Giuliani appeared on NBC's Meet the Press and made this comment after host Chuck Todd asked about the Trump team's response to Mueller's investigation into Russian meddling in the 2016 presidential election.
Giuliani said that he was concerned that President Trump would get "trapped into perjury" in an interview by giving his version of the truth.
"And when you tell me that, you know, he should testify because he’s going to tell the truth and he shouldn’t worry — well, that’s so silly, because it’s somebody’s version of the truth. Not the truth," Giuliani said.
When Todd pointed out that such a claim was absurd, Giuliani doubled down: "Truth isn't truth," he said.
This is the latest of a series of suggestions, regularly offered by President Trump or an associate of Trump's, that objective facts do not exist, as a way to defend the president or the administration.

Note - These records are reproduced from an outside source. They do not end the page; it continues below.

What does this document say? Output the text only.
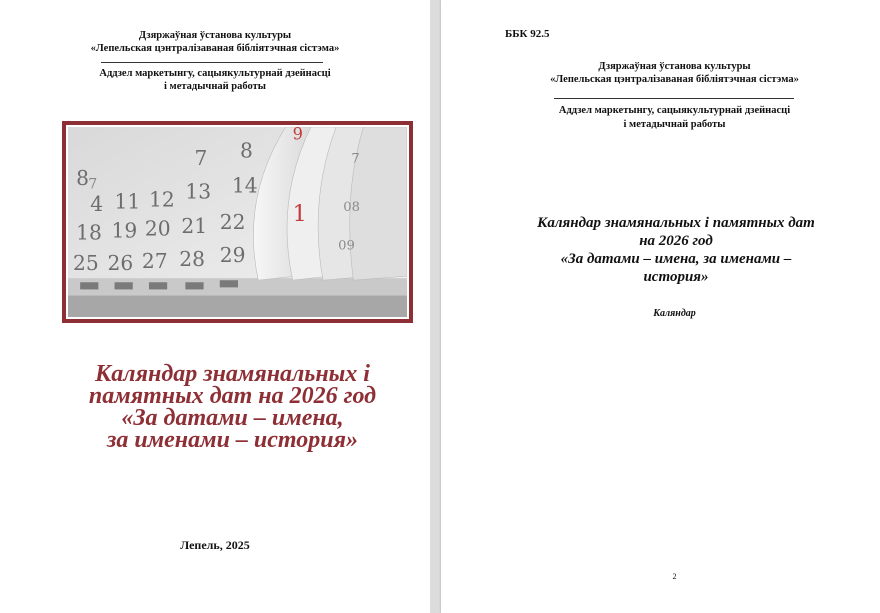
Дзяржаўная ўстанова культуры
«Лепельская цэнтралізаваная бібліятэчная сістэма»
Аддзел маркетынгу, сацыякультурнай дзейнасці
і метадычнай работы
8 7
7 8
4 11 12 13 14
18 19 20 21 22
25 26 27 28 29
9
1
7
08
09
Каляндар знамянальных і
памятных дат на 2026 год
«За датами – имена,
за именами – история»
Лепель, 2025
ББК 92.5
Дзяржаўная ўстанова культуры
«Лепельская цэнтралізаваная бібліятэчная сістэма»
Аддзел маркетынгу, сацыякультурнай дзейнасці
і метадычнай работы
Каляндар знамянальных і памятных дат
на 2026 год
«За датами – имена, за именами –
история»
Каляндар
2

President Trump himself describes news reports that are critical of him or the administration as "fake news."
Just last month, speaking at the Veterans of Foreign Wars Convention in Kansas City, President Trump told the group: "Just stick with us. Don’t believe the crap you see from these people — the fake news."

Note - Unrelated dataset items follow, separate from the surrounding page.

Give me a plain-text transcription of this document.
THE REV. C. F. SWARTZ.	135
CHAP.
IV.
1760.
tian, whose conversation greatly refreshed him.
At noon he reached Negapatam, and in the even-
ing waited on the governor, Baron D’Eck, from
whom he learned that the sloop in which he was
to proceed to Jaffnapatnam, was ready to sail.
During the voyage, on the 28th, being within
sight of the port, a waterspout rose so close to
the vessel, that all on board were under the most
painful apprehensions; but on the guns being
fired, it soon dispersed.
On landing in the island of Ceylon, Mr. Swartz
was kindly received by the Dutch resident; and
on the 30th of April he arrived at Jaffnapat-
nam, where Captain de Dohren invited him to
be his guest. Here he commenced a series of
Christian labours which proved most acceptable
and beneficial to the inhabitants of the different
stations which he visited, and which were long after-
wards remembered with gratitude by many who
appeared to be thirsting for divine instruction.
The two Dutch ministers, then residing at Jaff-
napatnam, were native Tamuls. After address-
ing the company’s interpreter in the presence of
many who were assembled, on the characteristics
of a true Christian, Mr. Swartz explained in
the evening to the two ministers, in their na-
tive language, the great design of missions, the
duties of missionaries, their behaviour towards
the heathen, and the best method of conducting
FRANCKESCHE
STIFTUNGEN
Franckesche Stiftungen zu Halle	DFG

"What you’re seeing and what you’re reading is not what’s happening,” Trump said.
Veteran CBS reporter Lesley Stahl has said that president-elect Trump in 2016 told her off camera that his attacks on the media were designed to put doubt in the minds of his supporters, when and if negative stories about him or his administration are published. Stahl recounted the event at a journalism award event in May.
"I said, 'You know, this is getting tired. Why are you doing it over and over? It's boring and it's time to end that. You know, you've won ... Why do you keep hammering at this?'" Stahl recounted telling Trump at the time.
"And he said: 'You know why I do it? I do it to discredit you all and demean you all so that when you write negative stories about me no one will believe you.'"
Soon after President Trump's inauguration in 2017, former White House press secretary Sean Spicer insisted that there had been a record-breaking turnout, despite photographs proving otherwise. At the time, counselor to the president Kellyanne Conway told Todd that Spicer was simply providing the public with "alternative facts."
"Wait a minute. Alternative facts? Alternative facts are not facts. They're falsehoods," Todd responded to Conway in January 2017.